Rund 55 Millionen Franken im Minus. Das ist das Defizit, das fürs kommende Jahr erwartet wird. Überrascht hat diese Zahl niemanden. Für die nächsten Jahre sind noch einige weitere Defizite angekündigt.

Südostschweiz
25.10.14 - 02:00 Uhr

Der Finanzplan von 2016 bis 2018 zeigt Einbussen von gegen 100 Millionen Franken. Eine solch tiefrote Phase hat der Kanton Graubünden das letzte Mal von 1997 bis 2003 erlebt. Im 2003 war der Kanton hoch verschuldet, das ist er heute nicht mehr. Auch die Eigenkapital-Situation unterscheidet sich zu damals deutlich: Sie beträgt heute komfortable 2,7 Milliarden Franken, damals waren es nur gerade 14 Millionen Franken. Wie viel Geld von dieser Milliardensumme allerdings tatsächlich liquid verfügbar ist, dürfte entscheidend sein. Der grosse Teil ist an Vermögenswerte gebunden und stellt einen rein buchalterischen Wert dar. Substanziell frei verfügbares Einkommen ist derzeit zwar vorhanden, nur muss dieses fette Sparschwein jetzt unter dem Bett hervorgeholt werden. Und dieses verfügbare Eigenkapital wird jährlich um einen erklecklichen Millionenbetrag abgebaut.

Dem Kanton Graubünden geht es im schweizweiten Vergleich sehr gut, Spardruck wie im 2003 gibts momentan keinen. Die kräftige Eigenkapitalbasis stärkt dem Grossen Rat für grosszügige Mehrausgaben zwar noch den Rücken, doch die Realität ist, dass nur an diesen Mehrausgaben wie beispielsweise dem Schulbereich oder in der Kultur überhaupt gespart werden könnte. Und das wird wehtun. Der wirklich grosse Brocken sind die Ausgaben an Dritte, die nicht wesentlich gesenkt werden können.
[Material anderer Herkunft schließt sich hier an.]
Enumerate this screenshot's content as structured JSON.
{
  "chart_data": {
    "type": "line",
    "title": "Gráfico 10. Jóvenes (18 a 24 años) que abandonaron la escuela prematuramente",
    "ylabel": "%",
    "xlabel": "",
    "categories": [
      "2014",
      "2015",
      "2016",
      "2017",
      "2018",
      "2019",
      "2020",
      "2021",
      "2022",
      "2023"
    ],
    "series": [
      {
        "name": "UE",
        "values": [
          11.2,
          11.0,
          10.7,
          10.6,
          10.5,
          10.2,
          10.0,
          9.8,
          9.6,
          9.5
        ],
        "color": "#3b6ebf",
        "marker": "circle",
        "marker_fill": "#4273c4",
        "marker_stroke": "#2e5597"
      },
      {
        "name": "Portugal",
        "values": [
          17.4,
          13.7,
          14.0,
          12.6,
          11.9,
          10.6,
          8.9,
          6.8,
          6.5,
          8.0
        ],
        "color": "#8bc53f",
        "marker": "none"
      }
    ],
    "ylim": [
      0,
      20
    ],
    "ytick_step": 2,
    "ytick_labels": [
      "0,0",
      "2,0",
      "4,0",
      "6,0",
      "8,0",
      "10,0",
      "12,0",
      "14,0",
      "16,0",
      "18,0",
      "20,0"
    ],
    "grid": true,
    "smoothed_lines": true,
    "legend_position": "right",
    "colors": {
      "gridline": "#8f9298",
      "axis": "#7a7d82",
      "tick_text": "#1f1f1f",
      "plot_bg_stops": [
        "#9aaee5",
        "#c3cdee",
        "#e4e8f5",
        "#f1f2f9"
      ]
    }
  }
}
Diese Beiträge sind gesetzlich verankert. Und sie steigen massiv – und dies bei getrübter Konjunkturlage und lauem Wirtschaftswachstum. Die Mehrbelastung der Kantone durch die neue Spitalfinanzierung ist seit 2011 bereits um 2,8 Milliarden gestiegen – wo führt das hin? Diese Frage sollte besonders mit Blick auf die Bundesebene und die Ungewissheiten im nationalen Finanzausgleich und der Unternehmenssteuerreform III Sorge bereiten. Fürs 2015 wird in Graubünden im dynamischen Ausgabenbereich mit einem Wachstum von 3,5 Prozent auf 940 Millionen gerechnet. Der Bärenanteil geht an die Spitäler und Kliniken. Die öffentliche Hand zahlt die Zeche, die Versicherer sind die Gewinner. Und bei diesem Patient ist keine Besserung in Sicht. Nur: Wenn gespart werden muss, dann sollte der Hebel auch bei den Gesundheitskosten angesetzt werden. Aber so, dass die Gesundheit nicht tangiert wird – das ist möglich. Gesundheitsdirektor Christian Rathgeb wird besonders gefordert sein, wenn es darum geht, bei den Spitälern Sparpotenzial offenzulegen. Auch das ein wesentlicher Unterschied zum 2003: Nicht die Finanzministerin, der Gesundheitsdirektor hat einen Patienten.